Quando Edson Gabriel Moisés chegou em Iturama, em 1967, atolava-se no barro das ruas sem calçamento e a cidade carecia da infraestrutura mais básica. No entorno do Santuário Nossa Senhora de Fátima, pleno centro da cidade atual, os habitantes costumavam se embrenhar na vegetação do Cerrado para colher frutas silvestres. Mas a chegada de Moisés coincidiu com uma virada de página na história da cidade — e sua participação noticiando esse processo foi de grande importância.
Ele destaca que o prefeito da época, Pedro de Paula, trouxe melhorias na infraestrutura, como asfalto e rede de esgoto. Organizou, também, a primeira festa de aniversário de Iturama, não só para agradar o povo, mas principalmente como uma estratégia para atrair investidores. Essa abordagem estratégica marcou o início de um processo de desenvolvimento mais planejado.

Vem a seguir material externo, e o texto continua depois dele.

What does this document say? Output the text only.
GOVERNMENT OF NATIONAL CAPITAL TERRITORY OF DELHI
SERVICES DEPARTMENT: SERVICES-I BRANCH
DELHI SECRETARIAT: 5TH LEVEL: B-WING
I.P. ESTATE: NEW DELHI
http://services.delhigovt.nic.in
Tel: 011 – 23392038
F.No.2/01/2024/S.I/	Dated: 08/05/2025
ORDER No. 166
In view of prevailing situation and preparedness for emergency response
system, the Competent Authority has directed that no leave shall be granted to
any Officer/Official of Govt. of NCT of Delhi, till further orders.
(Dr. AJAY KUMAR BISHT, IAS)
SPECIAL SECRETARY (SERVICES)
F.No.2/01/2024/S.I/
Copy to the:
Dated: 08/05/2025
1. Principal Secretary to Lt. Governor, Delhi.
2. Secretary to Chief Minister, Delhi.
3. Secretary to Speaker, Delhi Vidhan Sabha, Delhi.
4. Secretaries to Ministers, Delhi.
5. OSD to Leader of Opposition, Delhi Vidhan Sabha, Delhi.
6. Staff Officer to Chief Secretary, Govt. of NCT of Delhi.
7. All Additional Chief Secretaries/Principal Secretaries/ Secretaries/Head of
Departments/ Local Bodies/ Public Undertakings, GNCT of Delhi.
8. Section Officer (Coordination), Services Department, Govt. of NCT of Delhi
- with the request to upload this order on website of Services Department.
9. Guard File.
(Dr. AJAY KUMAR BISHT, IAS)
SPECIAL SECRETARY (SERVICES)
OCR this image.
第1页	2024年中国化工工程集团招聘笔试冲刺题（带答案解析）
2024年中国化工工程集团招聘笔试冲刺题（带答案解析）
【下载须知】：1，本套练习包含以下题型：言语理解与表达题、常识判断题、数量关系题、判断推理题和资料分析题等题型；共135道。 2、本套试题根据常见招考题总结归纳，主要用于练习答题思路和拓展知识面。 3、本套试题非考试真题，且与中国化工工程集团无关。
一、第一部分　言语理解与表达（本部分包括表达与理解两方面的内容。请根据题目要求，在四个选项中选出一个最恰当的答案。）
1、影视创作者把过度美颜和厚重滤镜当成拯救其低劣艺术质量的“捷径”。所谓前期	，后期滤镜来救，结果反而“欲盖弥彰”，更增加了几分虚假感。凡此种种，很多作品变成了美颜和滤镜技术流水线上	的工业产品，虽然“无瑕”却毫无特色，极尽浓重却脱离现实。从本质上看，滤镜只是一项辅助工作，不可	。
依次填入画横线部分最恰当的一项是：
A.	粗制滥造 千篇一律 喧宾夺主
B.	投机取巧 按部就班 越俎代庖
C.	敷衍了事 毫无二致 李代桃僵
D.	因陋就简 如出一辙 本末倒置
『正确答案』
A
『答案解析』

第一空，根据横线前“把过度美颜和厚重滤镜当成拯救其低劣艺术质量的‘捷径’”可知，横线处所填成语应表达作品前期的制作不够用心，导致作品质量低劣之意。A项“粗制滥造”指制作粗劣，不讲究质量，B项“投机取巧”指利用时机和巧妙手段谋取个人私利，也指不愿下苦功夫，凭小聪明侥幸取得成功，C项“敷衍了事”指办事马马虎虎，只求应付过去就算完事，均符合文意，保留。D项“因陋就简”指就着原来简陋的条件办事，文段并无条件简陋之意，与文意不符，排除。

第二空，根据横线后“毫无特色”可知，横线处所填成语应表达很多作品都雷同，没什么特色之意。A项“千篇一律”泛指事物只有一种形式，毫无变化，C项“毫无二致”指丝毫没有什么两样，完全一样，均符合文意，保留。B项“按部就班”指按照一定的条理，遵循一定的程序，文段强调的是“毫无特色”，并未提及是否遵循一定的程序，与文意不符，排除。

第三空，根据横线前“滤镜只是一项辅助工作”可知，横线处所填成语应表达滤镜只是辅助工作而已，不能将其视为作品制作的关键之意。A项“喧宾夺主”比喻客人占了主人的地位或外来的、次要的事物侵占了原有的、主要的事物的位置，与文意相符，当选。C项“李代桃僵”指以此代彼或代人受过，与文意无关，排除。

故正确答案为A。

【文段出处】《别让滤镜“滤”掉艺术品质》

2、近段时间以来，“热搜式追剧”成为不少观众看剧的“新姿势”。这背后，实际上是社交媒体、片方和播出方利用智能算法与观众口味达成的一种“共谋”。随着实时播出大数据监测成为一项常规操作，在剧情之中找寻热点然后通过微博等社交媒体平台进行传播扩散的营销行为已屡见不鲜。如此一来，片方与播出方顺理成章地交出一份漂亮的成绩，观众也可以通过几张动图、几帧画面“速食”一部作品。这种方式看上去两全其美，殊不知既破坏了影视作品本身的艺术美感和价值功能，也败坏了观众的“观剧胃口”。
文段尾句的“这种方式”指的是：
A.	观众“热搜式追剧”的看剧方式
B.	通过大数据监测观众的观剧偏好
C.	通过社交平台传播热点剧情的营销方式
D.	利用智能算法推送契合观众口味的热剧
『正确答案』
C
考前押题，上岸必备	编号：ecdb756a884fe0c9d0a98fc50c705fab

Foi quando Moisés se reuniu com figuras importantes no cenário local para pensar meios de divulgar as novidades que vinham sendo implementadas, contribuindo para o debate público na região. Assim nasceu O Pontal, o primeiro e mais longevo jornal do Pontal do Triângulo Mineiro, fundado e dirigido por Edson Moisés e publicado por mais de meio século, entre 1968 e 2022. Aos 95 anos e esbanjando lucidez, o veterano jornalista comentou os momentos mais marcantes de sua trajetória pessoal e profissional, que se entremeia com a história da própria cidade.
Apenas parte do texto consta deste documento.